Katy’s thesis in brief is that your body responds to the forces applied to it by adapting itself: moving toward the most optimal form for dealing with those forces. The forces it experiences are wildly diverse—gravity, the continually changing pressures caused by clothing and by breathing, the stretching and compressing of all parts of your body as you move them, the activity of your intestinal biome, etc. Your body as it is now includes a lifetime of accumulated adaptations.

If you had spent your life moving as humans moved during the period in which the human form evolved, your body would have adapted itself most excellently. But you probably haven’t. You’ve probably spent your life sitting in chairs, wearing shoes, riding in cars, and doing a hundred other things that no one had ever done until just the last few hundred years—things that have produced a relatively novel set of forces, resulting in a set of adaptations that are probably not ideal.

Among those adaptations are many things that are considered diseases—osteoarthritis and osteoporosis being two of the ones most obviously related to the history of forces applied to your body. But most “lifestyle” diseases like high blood pressure, coronary artery disease, type-2 diabetes, allergies, and asthma also have their roots in adaptations to the lifetime history of forces applied your body.

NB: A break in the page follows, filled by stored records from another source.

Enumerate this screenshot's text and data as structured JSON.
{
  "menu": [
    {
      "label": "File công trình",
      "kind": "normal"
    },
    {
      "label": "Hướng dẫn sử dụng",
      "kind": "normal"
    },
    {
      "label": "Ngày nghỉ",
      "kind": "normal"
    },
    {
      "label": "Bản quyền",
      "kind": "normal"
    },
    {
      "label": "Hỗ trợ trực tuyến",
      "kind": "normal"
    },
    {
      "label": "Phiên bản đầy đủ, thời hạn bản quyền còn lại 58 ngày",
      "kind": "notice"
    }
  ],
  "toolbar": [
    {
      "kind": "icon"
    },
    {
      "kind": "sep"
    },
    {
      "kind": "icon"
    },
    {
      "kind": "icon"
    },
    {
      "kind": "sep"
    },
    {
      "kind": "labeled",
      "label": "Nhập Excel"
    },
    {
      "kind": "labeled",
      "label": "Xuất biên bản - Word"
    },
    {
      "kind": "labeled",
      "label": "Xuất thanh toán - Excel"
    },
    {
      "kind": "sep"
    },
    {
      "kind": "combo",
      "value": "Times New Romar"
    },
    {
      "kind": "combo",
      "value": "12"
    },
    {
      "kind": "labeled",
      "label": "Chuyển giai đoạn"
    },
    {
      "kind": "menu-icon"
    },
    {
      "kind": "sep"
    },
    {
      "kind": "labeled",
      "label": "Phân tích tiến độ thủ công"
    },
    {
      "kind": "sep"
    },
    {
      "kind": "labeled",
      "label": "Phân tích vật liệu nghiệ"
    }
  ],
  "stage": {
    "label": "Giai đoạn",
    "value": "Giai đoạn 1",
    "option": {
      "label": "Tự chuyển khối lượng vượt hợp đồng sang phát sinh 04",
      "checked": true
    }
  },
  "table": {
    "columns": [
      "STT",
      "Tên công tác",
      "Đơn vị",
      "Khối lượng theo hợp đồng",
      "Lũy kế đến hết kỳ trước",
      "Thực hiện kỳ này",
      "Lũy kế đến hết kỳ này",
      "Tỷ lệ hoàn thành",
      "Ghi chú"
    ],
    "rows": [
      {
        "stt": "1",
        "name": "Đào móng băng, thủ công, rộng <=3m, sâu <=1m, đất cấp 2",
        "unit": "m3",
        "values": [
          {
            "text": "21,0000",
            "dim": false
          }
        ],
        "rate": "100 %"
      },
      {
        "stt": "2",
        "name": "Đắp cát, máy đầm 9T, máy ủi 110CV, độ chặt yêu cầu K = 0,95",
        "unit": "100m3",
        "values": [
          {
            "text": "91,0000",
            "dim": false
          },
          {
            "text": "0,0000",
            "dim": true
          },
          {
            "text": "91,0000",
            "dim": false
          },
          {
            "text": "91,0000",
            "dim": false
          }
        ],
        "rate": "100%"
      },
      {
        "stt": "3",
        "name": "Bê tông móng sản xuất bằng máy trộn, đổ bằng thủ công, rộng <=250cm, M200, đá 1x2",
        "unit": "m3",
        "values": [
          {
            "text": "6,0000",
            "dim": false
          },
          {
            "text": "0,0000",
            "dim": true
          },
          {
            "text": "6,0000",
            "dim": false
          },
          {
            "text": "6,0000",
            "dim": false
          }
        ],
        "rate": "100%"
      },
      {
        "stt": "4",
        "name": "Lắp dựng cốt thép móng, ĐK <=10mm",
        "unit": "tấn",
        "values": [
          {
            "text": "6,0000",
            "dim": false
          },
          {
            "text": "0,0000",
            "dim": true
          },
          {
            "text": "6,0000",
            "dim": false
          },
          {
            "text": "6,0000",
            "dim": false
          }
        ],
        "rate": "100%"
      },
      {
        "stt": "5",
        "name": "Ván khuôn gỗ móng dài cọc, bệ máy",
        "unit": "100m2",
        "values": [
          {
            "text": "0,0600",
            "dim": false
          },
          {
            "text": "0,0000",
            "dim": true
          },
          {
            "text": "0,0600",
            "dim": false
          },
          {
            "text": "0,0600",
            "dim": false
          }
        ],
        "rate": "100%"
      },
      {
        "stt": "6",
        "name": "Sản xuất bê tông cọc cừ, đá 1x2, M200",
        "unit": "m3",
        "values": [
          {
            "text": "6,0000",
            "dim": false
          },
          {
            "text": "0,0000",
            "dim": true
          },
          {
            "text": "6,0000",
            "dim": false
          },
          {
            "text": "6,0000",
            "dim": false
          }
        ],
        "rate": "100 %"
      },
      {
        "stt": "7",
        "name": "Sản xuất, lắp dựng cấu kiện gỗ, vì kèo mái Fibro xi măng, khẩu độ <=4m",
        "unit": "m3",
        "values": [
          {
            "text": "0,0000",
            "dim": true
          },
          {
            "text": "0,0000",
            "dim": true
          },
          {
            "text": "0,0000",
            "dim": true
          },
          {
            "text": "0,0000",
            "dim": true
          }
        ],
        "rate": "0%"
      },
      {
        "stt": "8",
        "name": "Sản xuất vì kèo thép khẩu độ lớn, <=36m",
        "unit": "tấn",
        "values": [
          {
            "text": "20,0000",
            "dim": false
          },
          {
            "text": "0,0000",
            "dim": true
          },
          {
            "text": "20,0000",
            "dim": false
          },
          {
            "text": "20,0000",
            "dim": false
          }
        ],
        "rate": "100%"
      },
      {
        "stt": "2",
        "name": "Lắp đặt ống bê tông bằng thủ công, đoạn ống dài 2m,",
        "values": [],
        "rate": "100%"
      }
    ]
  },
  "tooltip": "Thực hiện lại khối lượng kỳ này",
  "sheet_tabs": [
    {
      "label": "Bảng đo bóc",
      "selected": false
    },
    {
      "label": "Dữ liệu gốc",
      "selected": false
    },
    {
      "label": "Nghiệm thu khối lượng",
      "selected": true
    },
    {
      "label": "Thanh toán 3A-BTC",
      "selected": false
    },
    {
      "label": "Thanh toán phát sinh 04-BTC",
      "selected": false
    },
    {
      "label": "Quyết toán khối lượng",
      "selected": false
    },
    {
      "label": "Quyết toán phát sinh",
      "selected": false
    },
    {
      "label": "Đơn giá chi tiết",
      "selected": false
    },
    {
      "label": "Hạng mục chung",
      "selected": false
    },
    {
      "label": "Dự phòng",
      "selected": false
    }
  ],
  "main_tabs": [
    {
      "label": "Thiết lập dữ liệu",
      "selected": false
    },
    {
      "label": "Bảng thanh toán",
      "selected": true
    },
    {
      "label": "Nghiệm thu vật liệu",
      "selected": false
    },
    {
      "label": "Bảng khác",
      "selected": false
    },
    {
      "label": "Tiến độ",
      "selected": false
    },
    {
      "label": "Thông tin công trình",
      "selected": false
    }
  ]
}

It is these adaptations—and the resulting disease processes—that explain why sitting all day is an independent risk factor for all-cause mortality, even for people who exercise regularly.

And that is the starting point Katy has chosen for this book. Sitting all day is clearly bad for you, but what should one do instead? Using the model that Katy provides, it is easy to understand that simply replacing sitting all day with standing all day is not an improvement. The problem is not any particular posture; it is maintaining a static posture for hours each day. Specifically, it’s the forces produced by maintaining a static posture for hours each day.

What’s good about this insight—that many disease processes are deeply related to your body’s response to the forces applied to it—is that it is very easy to apply different forces, and thereby produce different adaptations: Adaptations that make your body stronger, more functional, and more healthy. These different forces can be produced by engaging in natural movement.

It is, of course, no easy thing to overcome the results of a lifetime’s movement history. You probably can’t even think of many of the things that all humans did daily for millennia, and without a lifetime of practice, you wouldn’t be able to do them well. If you tried, you’d surely hurt yourself—your adaptations have produced a body that can no longer do certain things.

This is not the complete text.